The failure to buy had little impact on Yvida

In the face of opposition, Ingweeda has repeatedly stressed that the deal will benefit ARM itself and the chip industry, and that if the acquisition is completed, it will work to preserve ARM's open licensing model and ensure that its IP is available to all current and future interested licensees. In other words, Nvida will not block ARM shipments.

Foreign media reported that Ingweeda had submitted a request for review to Chinese regulators.
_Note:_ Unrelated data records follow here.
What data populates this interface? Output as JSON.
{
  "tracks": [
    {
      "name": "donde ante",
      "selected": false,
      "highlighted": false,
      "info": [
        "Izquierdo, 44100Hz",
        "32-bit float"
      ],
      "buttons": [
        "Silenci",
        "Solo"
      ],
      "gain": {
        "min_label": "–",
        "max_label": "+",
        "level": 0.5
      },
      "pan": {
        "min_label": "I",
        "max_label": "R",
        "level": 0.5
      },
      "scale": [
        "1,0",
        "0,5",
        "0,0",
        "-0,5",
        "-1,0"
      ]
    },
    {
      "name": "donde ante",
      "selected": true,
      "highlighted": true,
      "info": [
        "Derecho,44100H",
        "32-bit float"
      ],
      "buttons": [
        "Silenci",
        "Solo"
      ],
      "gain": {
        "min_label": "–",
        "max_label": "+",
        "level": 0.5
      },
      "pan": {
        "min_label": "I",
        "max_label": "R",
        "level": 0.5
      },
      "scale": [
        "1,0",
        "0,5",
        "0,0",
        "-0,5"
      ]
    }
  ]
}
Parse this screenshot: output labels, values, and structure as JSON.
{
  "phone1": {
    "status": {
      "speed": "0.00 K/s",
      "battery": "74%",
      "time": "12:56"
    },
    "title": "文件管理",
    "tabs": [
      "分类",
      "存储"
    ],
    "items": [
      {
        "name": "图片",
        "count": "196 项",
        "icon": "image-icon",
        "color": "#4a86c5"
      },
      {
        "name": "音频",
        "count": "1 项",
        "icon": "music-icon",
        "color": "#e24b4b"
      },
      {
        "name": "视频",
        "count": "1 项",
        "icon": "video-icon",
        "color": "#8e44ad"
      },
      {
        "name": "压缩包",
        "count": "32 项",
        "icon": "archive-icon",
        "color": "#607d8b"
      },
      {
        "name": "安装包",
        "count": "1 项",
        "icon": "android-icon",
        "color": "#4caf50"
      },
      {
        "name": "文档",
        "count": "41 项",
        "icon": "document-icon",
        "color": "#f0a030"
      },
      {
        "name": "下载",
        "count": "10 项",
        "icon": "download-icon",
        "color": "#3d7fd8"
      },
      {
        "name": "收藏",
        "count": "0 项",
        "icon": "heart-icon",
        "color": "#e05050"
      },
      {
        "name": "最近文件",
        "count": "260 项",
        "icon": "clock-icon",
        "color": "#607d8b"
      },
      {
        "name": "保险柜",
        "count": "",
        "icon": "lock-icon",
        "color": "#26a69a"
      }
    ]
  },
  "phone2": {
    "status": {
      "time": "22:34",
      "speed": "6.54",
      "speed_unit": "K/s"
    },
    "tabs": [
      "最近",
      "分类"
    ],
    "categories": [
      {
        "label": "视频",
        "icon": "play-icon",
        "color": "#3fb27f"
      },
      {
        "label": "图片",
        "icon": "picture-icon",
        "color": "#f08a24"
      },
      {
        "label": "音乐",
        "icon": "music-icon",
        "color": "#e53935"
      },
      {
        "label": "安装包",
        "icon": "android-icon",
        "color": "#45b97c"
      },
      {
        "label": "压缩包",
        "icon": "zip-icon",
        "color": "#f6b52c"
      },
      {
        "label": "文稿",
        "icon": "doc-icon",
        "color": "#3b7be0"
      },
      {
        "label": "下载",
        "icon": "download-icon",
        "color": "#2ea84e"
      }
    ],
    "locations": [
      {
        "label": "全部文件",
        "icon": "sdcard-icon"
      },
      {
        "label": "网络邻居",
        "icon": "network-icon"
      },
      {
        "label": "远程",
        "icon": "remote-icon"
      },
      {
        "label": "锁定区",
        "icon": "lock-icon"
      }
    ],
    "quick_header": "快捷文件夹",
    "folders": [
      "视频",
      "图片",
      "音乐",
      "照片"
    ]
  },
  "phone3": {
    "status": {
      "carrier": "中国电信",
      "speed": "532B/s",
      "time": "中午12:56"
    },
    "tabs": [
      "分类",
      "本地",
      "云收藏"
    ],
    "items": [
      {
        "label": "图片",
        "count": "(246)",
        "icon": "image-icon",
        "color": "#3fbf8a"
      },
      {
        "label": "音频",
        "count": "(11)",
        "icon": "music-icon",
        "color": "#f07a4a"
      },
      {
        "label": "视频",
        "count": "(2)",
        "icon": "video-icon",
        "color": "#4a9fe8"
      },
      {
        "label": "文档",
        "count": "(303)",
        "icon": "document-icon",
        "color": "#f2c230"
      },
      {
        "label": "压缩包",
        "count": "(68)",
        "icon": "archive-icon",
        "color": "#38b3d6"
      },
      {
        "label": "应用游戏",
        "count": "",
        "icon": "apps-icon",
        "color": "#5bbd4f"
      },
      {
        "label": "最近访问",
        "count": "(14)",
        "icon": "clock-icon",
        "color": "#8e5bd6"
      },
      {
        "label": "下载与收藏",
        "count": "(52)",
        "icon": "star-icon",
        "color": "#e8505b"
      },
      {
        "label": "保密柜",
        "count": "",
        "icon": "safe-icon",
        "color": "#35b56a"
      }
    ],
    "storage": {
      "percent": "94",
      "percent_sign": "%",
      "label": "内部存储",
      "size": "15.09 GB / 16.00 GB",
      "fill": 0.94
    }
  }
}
China's antitrust laws require that if two companies are to be merged or acquired, each with global revenues of more than $10 billion, and each with revenues of more than $400 million in China, or each with combined revenues of more than $2 billion in China, each with revenues of at least $400 million in China, must be approved by China.

But as things stand, Nvitar has been unable to convince the US government at home, "Will China's Ministry of Commerce let go?" "The person is honest." But Invita is proud in capital markets, and the impact of the failure should be small. ”

At present, the market demand for Nvida GPU and data center AI chips can be said to be strong, the company's performance share price is flying, from 2015 onwards, by virtue of its advantages in the field of graphics processors, the company's share price in six years cumulatively increased by more than 7000 percent, in the "all-universe" and "meta-cosmos" under the dual-header, its market value is moving towards $800 billion.

It is reported that the deadline for the acquisition is September 2022, if the acquisition of Evida still failed to pass the parties to review, then a total of $1.25 billion in advance payments will be lost, leaving little time for Svista.